Onze duiven zijn inmiddels aardig door de rui. De vliegers moeten nog een paar pennen, maar de kwekers zijn klaar. Elk jaar krijgen ze om de dag Sedochol en dan weer Naturaline — nu dus twee dagen achtereen Sedochol, gevolgd door twee dagen Naturaline. Daarmee komen ze altijd perfect door de rui.

De voeding is hier het hele jaar door hetzelfde: vier scheppen Championsmix en één schep NPO-mix, daarover een eetlepel Origanum Red en een schep Champions Mineralenmix. Tweemaal per week nog een maatschepje Prestavit op één kilo voer, en je krijgt perfect uitgeruide duiven.

Natuurlijk zit er hier ook wel eens een achtergebleven duif tussen met een slechte pen — vaak zijn dat de eerste pennen. Zo’n pen trek je het best tegen het einde van de rui; er komt dan een mooi en nieuw exemplaar voor terug. Een slechte broekpen hoef je niet te trekken — die blijft voor het leven. Zulke duiven hebben vaak ver boven hun kunnen gevlogen.

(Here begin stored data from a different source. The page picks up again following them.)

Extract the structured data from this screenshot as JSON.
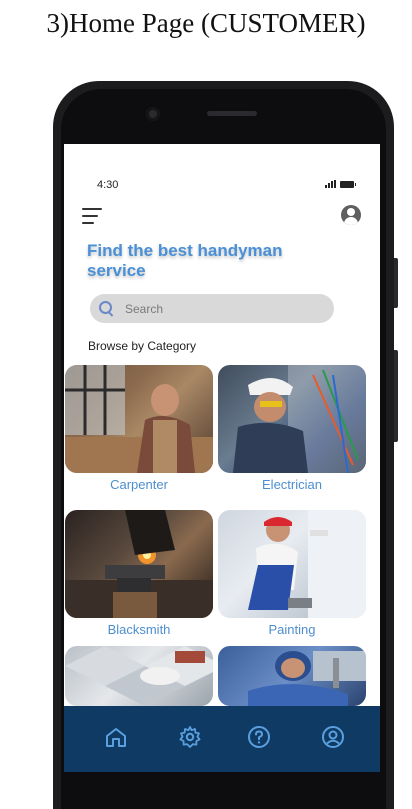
{
  "document": {
    "title": "3)Home Page (CUSTOMER)"
  },
  "status_bar": {
    "time": "4:30"
  },
  "header": {
    "headline": "Find the best handyman service"
  },
  "search": {
    "placeholder": "Search"
  },
  "categories": {
    "label": "Browse by Category",
    "items": [
      {
        "label": "Carpenter"
      },
      {
        "label": "Electrician"
      },
      {
        "label": "Blacksmith"
      },
      {
        "label": "Painting"
      },
      {
        "label": ""
      },
      {
        "label": ""
      }
    ]
  },
  "bottom_nav": {
    "items": [
      {
        "icon": "home-icon"
      },
      {
        "icon": "settings-icon"
      },
      {
        "icon": "help-icon"
      },
      {
        "icon": "profile-icon"
      }
    ]
  },
  "colors": {
    "accent_text": "#4a90d6",
    "nav_background": "#0f3a63",
    "nav_icon": "#5aa0e0",
    "search_background": "#d9d9d9"
  }
}
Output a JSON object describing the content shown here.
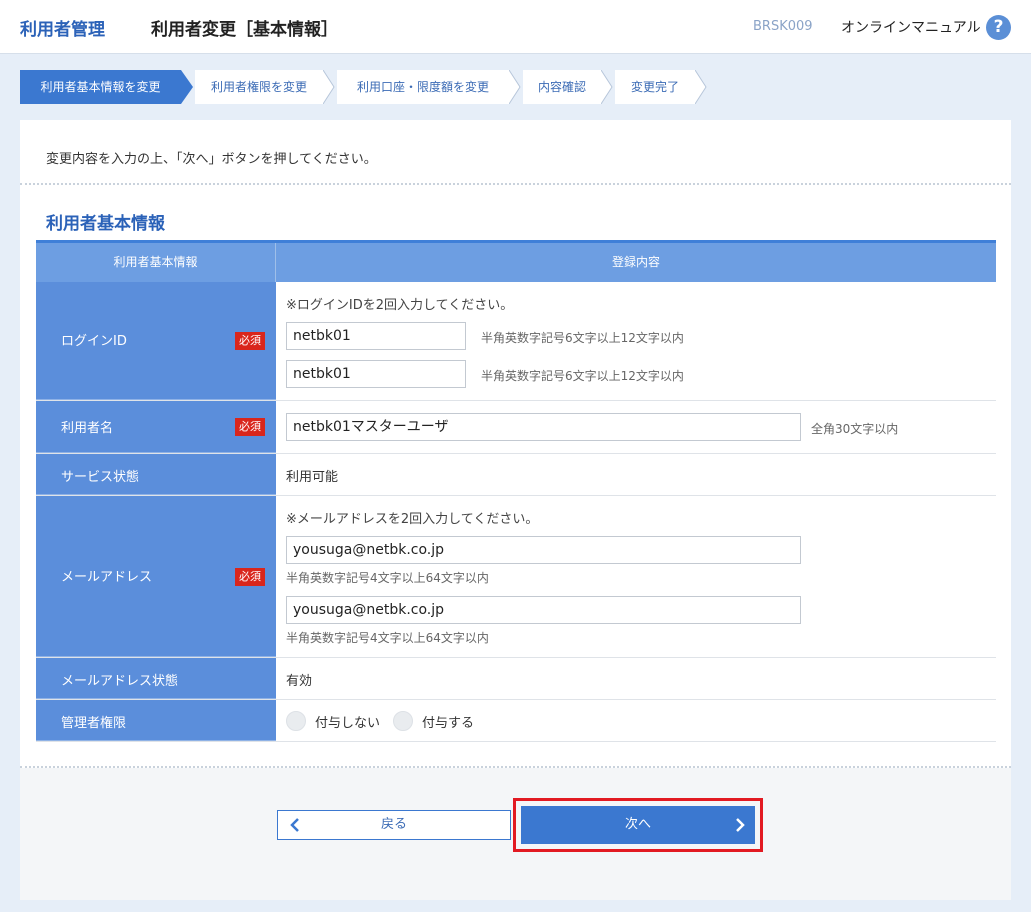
{
  "header": {
    "module": "利用者管理",
    "title": "利用者変更［基本情報］",
    "screen_code": "BRSK009",
    "manual_link": "オンラインマニュアル",
    "help_icon": "?"
  },
  "steps": [
    {
      "label": "利用者基本情報を変更",
      "active": true
    },
    {
      "label": "利用者権限を変更",
      "active": false
    },
    {
      "label": "利用口座・限度額を変更",
      "active": false
    },
    {
      "label": "内容確認",
      "active": false
    },
    {
      "label": "変更完了",
      "active": false
    }
  ],
  "intro": "変更内容を入力の上、「次へ」ボタンを押してください。",
  "section_title": "利用者基本情報",
  "table": {
    "col1": "利用者基本情報",
    "col2": "登録内容",
    "required_badge": "必須",
    "login": {
      "label": "ログインID",
      "note": "※ログインIDを2回入力してください。",
      "value1": "netbk01",
      "value2": "netbk01",
      "hint": "半角英数字記号6文字以上12文字以内"
    },
    "username": {
      "label": "利用者名",
      "value": "netbk01マスターユーザ",
      "hint": "全角30文字以内"
    },
    "service": {
      "label": "サービス状態",
      "value": "利用可能"
    },
    "email": {
      "label": "メールアドレス",
      "note": "※メールアドレスを2回入力してください。",
      "value1": "yousuga@netbk.co.jp",
      "value2": "yousuga@netbk.co.jp",
      "hint": "半角英数字記号4文字以上64文字以内"
    },
    "email_status": {
      "label": "メールアドレス状態",
      "value": "有効"
    },
    "admin": {
      "label": "管理者権限",
      "option1": "付与しない",
      "option2": "付与する"
    }
  },
  "buttons": {
    "back": "戻る",
    "next": "次へ"
  },
  "colors": {
    "accent": "#3b78d0",
    "label_bg": "#5b8edb",
    "required": "#d9261c",
    "highlight": "#e21a22"
  }
}
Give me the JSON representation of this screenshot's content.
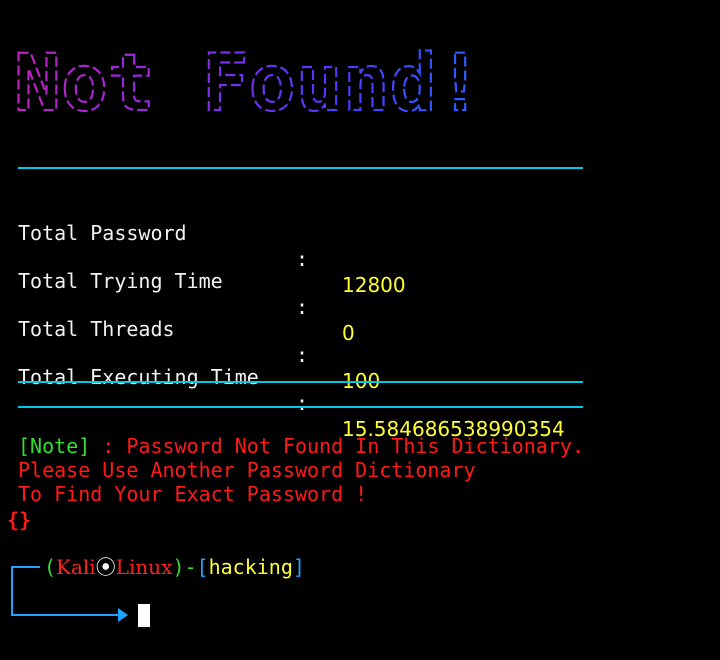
{
  "banner": {
    "text": "Not Found!",
    "colors": [
      "#c020c0",
      "#8a2be2",
      "#4b3aff",
      "#2a60ff"
    ]
  },
  "stats": [
    {
      "label": "Total Password",
      "value": "12800"
    },
    {
      "label": "Total Trying Time",
      "value": "0"
    },
    {
      "label": "Total Threads",
      "value": "100"
    },
    {
      "label": "Total Executing Time",
      "value": "15.584686538990354"
    }
  ],
  "separator": ":",
  "note": {
    "tag": "[Note]",
    "line1": " : Password Not Found In This Dictionary.",
    "line2": "Please Use Another Password Dictionary",
    "line3": "To Find Your Exact Password !",
    "braces": "{}"
  },
  "prompt": {
    "open": "(",
    "user": "Kali",
    "skull": "⦿",
    "host": "Linux",
    "close": ")",
    "dash": "-",
    "dir_open": "[",
    "dir": "hacking",
    "dir_close": "]"
  },
  "colors": {
    "rule": "#00c8e6",
    "value": "#ffff33",
    "error": "#ff1a1a",
    "tag": "#33dd33"
  }
}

Staartpennen trekken of knippen heb ik nog nooit gedaan. Duiven op oude staartpennen ken ik hier niet. Ook de eerste drie pennen trek ik nooit in het voorjaar — wat tegenwoordig een rage lijkt te worden. Aan mij is dat niet besteed. Hier zitten de duiven gewoon verduisterd van eind februari tot half mei, en vaak ben ik dan gewoon bij de Vitesse-kampioenen in de afdeling — met duiven die dan nog verduisterd zitten.

Gezondheid en misverstanden

Oude dons is ook zo’n zwaar overschat probleem. Duiven gooien dons het hele jaar door. Zelf behandel ik steeds minder tegen Tricho, omdat het steeds minder vaak voorkomt — vaak in lichte vorm, en dat gaat zonder behandeling ook wel over.

Coccidiose vind je eigenlijk zelden. Tegen wormen behandel ik nooit, en dat wordt dan ook nooit gevonden bij mijn duiven. Luis is wél een probleem — veel middelen helpen daar gewoonweg niet meer tegen. Ik gebruik iets wat ik van een liefhebber uit Portugal kreeg. Ze gebruiken het daar bij koeien, en het werkt echt super. Vraag me niet naar de naam — die kreeg ik er zelf ook niet bij.

Ruimte, roofvogels en selectie

Verder is het hier ruim bezet: niet te veel duiven op het aanwezige hok van 25 meter, en zoveel mogelijk zuurstof. De duiven komen hier pas in december weer voor het eerst los. De roofvogels jagen hier namelijk erg veel. Bij mijn overbuur vliegt een ploeg laatjes uit, maar die wordt met de dag kleiner.

Dat is een van de grootste problemen als je buitenaf woont — je kunt de duiven niet lekker even buiten laten spelen. Elk jaar sneuvelen er hier een paar oude. Ik selecteer streng: er zitten veertig vliegers klaar voor volgend seizoen, waarvan er achtentwintig al top 10 vlogen in de afdeling. Als de roofvogel daar één van pakt, is het er altijd wel een die je liever niet kwijt bent.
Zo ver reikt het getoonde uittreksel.